Below I have tried to make this concrete using a few examples on a fictional dataset. If I assume we have some data on credit card customers – in the table we have an ID, the colour of their card and their balance (see example below).
Here are a few problems you may have to solve and how you would use MapReduce to do this:
Example 1: Selecting all the ‘blue’ cards
This is a very simple example, in fact so simple that we do not need a Reduce function. All we need is a map function which looks at the data and outputs only the accounts with blue cards. There are no input Keys and the input Value here is CARD_COLOUR. The Map here excludes accounts where card colour is not blue. In this case, there is no output key and the output values are all the accounts with blue cards, as we expected.

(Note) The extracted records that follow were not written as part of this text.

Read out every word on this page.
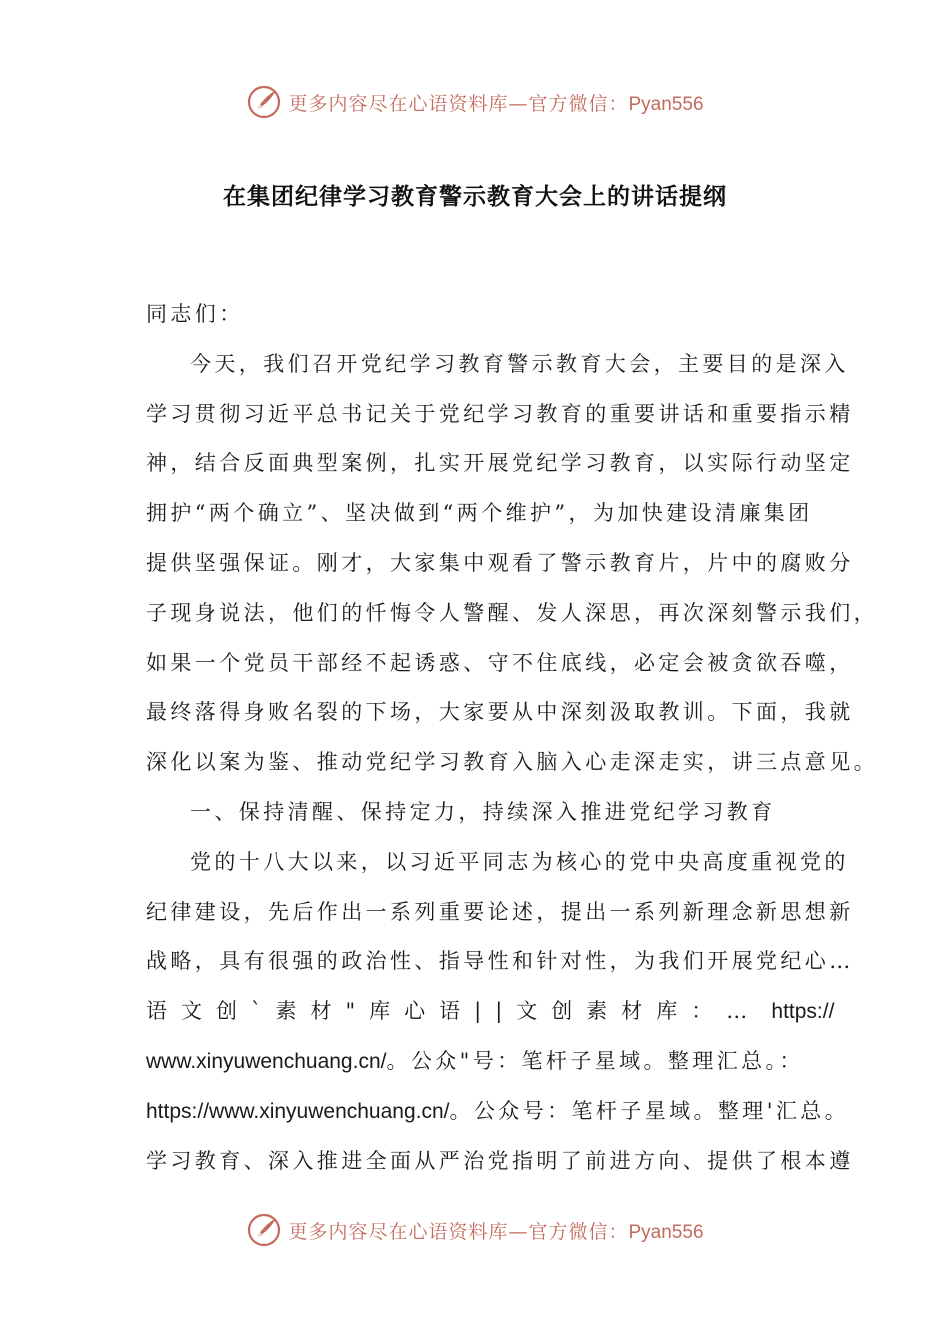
更多内容尽在心语资料库—官方微信：Pyan556
在集团纪律学习教育警示教育大会上的讲话提纲
同志们：
今天，我们召开党纪学习教育警示教育大会，主要目的是深入
学习贯彻习近平总书记关于党纪学习教育的重要讲话和重要指示精
神，结合反面典型案例，扎实开展党纪学习教育，以实际行动坚定
拥护“两个确立”、坚决做到“两个维护”，为加快建设清廉集团
提供坚强保证。刚才，大家集中观看了警示教育片，片中的腐败分
子现身说法，他们的忏悔令人警醒、发人深思，再次深刻警示我们，
如果一个党员干部经不起诱惑、守不住底线，必定会被贪欲吞噬，
最终落得身败名裂的下场，大家要从中深刻汲取教训。下面，我就
深化以案为鉴、推动党纪学习教育入脑入心走深走实，讲三点意见。
一、保持清醒、保持定力，持续深入推进党纪学习教育
党的十八大以来，以习近平同志为核心的党中央高度重视党的
纪律建设，先后作出一系列重要论述，提出一系列新理念新思想新
战略，具有很强的政治性、指导性和针对性，为我们开展党纪心…
语文创`素材"库心语||文创素材库：… https://
www.xinyuwenchuang.cn/。公众"号：笔杆子星域。整理汇总。：
https://www.xinyuwenchuang.cn/。公众号：笔杆子星域。整理'汇总。
学习教育、深入推进全面从严治党指明了前进方向、提供了根本遵
更多内容尽在心语资料库—官方微信：Pyan556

It’s worth also noting the values have retained their row numbers from the original table. This was the original input key, and we can think of this as where the data was stored originally. It is not required in this example, but note the values are sorted in order of original key.
Example 2: Summing the card balance by card colour
This is another relatively straightforward example, a query of the sum of balance on each of the card types. In this instance we want to limit the amount of data we retrieve to just the card colour and balance – this might be appropriate if we had a lot of accounts. The map function therefore returns all the accounts, but just the card colour and balance for each account.